Hi,

Hi all,
Reading our bug tracker I noticed a good feature request [1] from 2009 which points to an interesting feature that I think makes sense for us, since we are now working with $f() using objects and strings, and the array('class',
'method') is an old known for call_user_func()-like functions.

So, I wrote a patch [2] that allow such behavior to be consistent with
arrays.
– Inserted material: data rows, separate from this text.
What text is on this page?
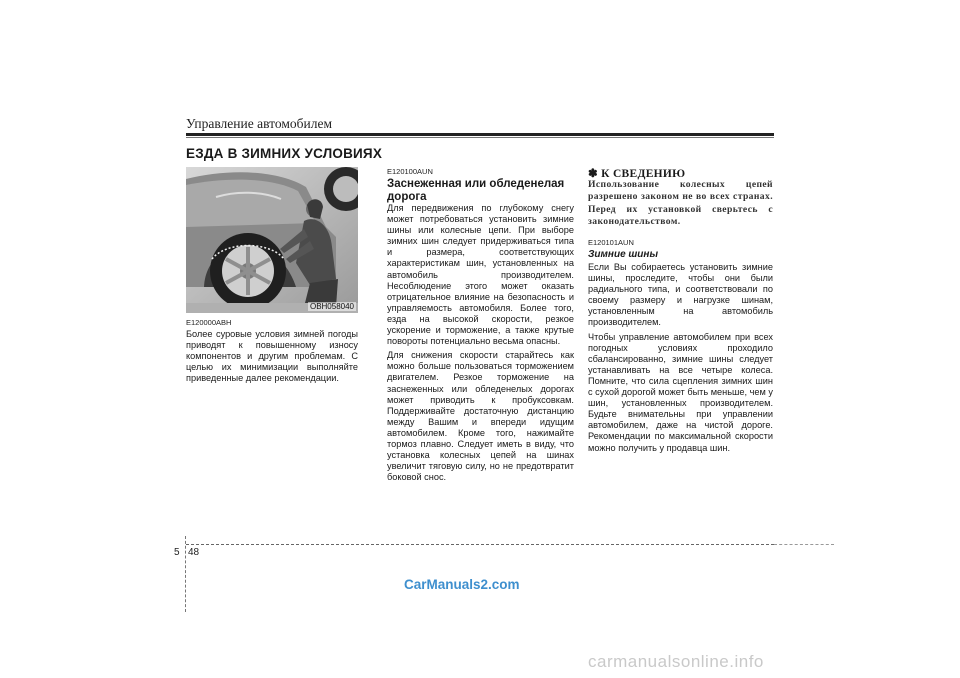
Управление автомобилем
ЕЗДА В ЗИМНИХ УСЛОВИЯХ
OBH058040
E120000ABH

Более суровые условия зимней погоды приводят к повышенному износу компонентов и другим проблемам. С целью их минимизации выполняйте приведенные далее рекомендации.

E120100AUN
Заснеженная или обледенелая дорога

Для передвижения по глубокому снегу может потребоваться установить зимние шины или колесные цепи. При выборе зимних шин следует придерживаться типа и размера, соответствующих характеристикам шин, установленных на автомобиль производителем. Несоблюдение этого может оказать отрицательное влияние на безопасность и управляемость автомобиля. Более того, езда на высокой скорости, резкое ускорение и торможение, а также крутые повороты потенциально весьма опасны.

Для снижения скорости старайтесь как можно больше пользоваться торможением двигателем. Резкое торможение на заснеженных или обледенелых дорогах может приводить к пробуксовкам. Поддерживайте достаточную дистанцию между Вашим и впереди идущим автомобилем. Кроме того, нажимайте тормоз плавно. Следует иметь в виду, что установка колесных цепей на шинах увеличит тяговую силу, но не предотвратит боковой снос.

✽ К СВЕДЕНИЮ
Использование колесных цепей разрешено законом не во всех странах. Перед их установкой сверьтесь с законодательством.
E120101AUN
Зимние шины

Если Вы собираетесь установить зимние шины, проследите, чтобы они были радиального типа, и соответствовали по своему размеру и нагрузке шинам, установленным на автомобиль производителем.

Чтобы управление автомобилем при всех погодных условиях проходило сбалансированно, зимние шины следует устанавливать на все четыре колеса. Помните, что сила сцепления зимних шин с сухой дорогой может быть меньше, чем у шин, установленных производителем. Будьте внимательны при управлении автомобилем, даже на чистой дороге. Рекомендации по максимальной скорости можно получить у продавца шин.

5 48
CarManuals2.com
carmanualsonline.info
See some examples:

class Hello {
   public function world($x) {
      echo "Hello, $x\n"; return $this;
   }
}

$f = array('Hello','world');
var_dump($f('you'));

$f = array(new Hello, 'foo');
$f();

All such calls match with the call_user_func() behavior related to magic
methods, static & non-static methods.

The array to be a valid callback should be a 2-element array, and it must be for the first element object/string and for the second string only. (just
like our zend_is_callable() check and opcodes related to init call)

Any thoughts?



what happens if I use this code.

class Foo {

   public $bar;

   public function __construct() {

      $this->bar = array($this, 'baz');
      $this->bar();
   }

   public function bar() {
      echo 'bar';
   }

   public function baz() {
      echo 'baz';
   }
}

new Foo();

What is the output of this snippet?

Are there the same rules as for closures?